Colorado Potato Beetle

Colorado Potato Beetle Control

Colorado Potato Beetle, Leptinotarsa decemlineata

The adult Colorado Potato Beetle has an oval body that is about 3/8 inch long. Adults overwinter in the soil and are yellow-orange in color with several black stripes down their back. Eggs are an orange/yellow color and approximately ½ inch in length often found fixed in clusters of 10 to 30 on the underside of the leaves. After hatching, larvae are orange/red in color and feed voraciously on plant foliage as they mature. Over the developmental cycle Colorado Potato Beetle larvae grow larger and closer to dark red in color with black spots on the sides of their body. Larvae drop to the ground and pupate there. Depending on the time of the year, adults will either emerge to mate and lay more eggs or remain in the soil to emerge in the spring.

After overwintering, adult Colorado Potato Beetles surface in spring after rain and when the ground temperature has reached 57°F at their hibernation depth. They then feed on young potato leaves or foliage of other host plants such as Eggplant, Tobacco, Tomato and more. After mating, the female immediately begins to lay eggs. The adults and the larvae can partially or totally destroy the foliage of their host plant.

Colorado Potato Beetle Control:

Control can be difficult but is achievable.
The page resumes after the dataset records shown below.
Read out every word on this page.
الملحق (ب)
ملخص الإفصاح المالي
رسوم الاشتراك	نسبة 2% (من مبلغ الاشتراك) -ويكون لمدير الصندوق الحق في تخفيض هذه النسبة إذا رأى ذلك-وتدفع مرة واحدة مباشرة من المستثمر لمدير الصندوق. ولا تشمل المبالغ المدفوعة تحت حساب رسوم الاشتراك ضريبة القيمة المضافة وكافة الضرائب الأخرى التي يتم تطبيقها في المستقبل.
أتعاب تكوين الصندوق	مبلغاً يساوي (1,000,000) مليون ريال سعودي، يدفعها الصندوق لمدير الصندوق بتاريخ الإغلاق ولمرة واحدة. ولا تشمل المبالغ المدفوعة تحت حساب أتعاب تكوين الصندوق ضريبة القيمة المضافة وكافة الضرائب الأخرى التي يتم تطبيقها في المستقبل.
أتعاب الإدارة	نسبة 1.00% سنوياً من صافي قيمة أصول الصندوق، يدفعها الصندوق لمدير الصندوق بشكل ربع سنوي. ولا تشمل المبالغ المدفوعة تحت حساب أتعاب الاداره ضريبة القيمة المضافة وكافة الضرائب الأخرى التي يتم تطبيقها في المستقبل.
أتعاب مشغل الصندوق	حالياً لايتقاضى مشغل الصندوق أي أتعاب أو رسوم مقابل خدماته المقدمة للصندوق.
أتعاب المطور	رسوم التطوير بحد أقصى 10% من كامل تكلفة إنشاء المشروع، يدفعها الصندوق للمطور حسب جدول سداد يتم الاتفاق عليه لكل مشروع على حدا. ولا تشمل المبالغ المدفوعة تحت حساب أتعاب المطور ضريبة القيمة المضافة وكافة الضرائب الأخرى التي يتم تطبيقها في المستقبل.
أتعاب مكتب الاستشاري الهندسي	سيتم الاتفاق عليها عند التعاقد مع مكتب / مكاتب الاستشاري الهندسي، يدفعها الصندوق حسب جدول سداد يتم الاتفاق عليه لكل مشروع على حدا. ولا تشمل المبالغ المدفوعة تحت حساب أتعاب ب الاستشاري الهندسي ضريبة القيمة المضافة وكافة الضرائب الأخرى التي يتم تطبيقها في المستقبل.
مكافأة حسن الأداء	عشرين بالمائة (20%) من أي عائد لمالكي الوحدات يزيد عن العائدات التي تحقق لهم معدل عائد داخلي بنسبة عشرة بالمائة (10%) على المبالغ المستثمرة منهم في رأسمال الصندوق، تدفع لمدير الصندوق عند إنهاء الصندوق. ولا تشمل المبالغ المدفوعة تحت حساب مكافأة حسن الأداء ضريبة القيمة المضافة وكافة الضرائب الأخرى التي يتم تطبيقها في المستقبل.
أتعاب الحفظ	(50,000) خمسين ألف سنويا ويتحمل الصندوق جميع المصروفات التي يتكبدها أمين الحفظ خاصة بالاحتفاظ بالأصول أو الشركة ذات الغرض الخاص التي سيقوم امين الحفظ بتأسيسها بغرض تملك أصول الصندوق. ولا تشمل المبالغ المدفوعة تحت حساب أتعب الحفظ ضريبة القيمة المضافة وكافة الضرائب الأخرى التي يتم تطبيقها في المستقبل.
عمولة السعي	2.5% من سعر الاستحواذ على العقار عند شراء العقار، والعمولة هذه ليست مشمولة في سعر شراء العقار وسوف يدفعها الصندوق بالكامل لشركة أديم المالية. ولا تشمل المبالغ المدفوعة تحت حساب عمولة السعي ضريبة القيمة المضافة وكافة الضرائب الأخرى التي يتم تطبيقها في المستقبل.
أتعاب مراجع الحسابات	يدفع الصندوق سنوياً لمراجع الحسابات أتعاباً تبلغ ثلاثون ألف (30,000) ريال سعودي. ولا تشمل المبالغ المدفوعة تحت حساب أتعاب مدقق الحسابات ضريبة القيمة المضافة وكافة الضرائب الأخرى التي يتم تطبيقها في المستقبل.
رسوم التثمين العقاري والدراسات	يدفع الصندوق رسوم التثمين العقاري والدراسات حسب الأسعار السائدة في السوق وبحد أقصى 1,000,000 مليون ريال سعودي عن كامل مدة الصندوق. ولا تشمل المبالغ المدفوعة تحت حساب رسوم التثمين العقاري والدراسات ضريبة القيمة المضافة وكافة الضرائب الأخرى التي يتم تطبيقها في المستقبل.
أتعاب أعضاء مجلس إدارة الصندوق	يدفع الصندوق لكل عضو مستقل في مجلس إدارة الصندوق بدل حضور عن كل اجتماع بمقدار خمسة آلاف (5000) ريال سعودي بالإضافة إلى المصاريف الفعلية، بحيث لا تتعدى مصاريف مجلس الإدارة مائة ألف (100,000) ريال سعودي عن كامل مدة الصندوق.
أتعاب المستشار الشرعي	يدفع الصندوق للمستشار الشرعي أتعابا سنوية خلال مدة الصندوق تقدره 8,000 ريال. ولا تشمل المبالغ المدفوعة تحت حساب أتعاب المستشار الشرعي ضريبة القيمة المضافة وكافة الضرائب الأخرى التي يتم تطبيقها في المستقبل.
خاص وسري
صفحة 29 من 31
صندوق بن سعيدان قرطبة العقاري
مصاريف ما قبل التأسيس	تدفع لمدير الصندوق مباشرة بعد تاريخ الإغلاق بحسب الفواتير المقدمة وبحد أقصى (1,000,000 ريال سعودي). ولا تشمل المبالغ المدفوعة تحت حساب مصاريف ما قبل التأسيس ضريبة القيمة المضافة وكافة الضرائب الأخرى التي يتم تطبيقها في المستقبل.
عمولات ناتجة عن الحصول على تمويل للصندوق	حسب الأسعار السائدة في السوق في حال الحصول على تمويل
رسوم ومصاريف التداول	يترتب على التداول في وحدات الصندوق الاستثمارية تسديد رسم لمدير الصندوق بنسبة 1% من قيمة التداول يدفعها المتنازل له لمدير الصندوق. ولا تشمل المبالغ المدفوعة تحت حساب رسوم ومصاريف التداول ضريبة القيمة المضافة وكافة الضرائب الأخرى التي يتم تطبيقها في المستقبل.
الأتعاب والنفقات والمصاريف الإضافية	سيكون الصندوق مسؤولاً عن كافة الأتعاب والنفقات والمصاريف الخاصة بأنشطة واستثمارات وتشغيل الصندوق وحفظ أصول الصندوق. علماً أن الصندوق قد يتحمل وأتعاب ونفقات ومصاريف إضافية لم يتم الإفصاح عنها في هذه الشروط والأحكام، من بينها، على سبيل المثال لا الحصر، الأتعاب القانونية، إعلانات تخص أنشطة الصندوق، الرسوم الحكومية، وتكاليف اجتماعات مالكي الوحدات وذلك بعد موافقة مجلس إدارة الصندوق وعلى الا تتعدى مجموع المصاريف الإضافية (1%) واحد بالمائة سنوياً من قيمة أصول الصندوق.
Multiple methods may need to be used during a growing season:

  • During spring, cover plants with Agribon or Harvest Guard to exclude the mobile beetles.
  • During the late summer or early autumn and in spring, apply Beneficial Nematodes to control the larvae.
  • For the larval through adult stages, Spinosad, the active ingredient in Monterey Garden Insect Spray works to control the Colorado Potato Beetle.
  • Beauveria bassiana, the active ingredient in Botanigard, kills both larvae and adults – use either as a soil drench or as a foliar application to the plants.
  • Ladybugs and stink bugs are the most effective natural enemies of the Colorado Potato Beetle. We knew those stink bugs would come in handy for something!
  • Several organic insecticides provide some control of this beetle: Pyrethrins, AzaMax, and Neem Oil are included in this list.

Don't forget to tend to Cultural Practices that help to reduce the habitat for these pests:

  • Mulch with locally sourced material making sure to inspect for pest eggs or other life stages.
  • Clean up leaves and debris regularly and thoroughly.
  • Plant Cover Crops and Pollinating Plants around your growing area to attract Beneficial Insects.
  • Hand-pick the adults when you see them. Some gardeners like to keep a butterfly net on hand to help trap them. Once you have them, dunk them in a pail of soapy water.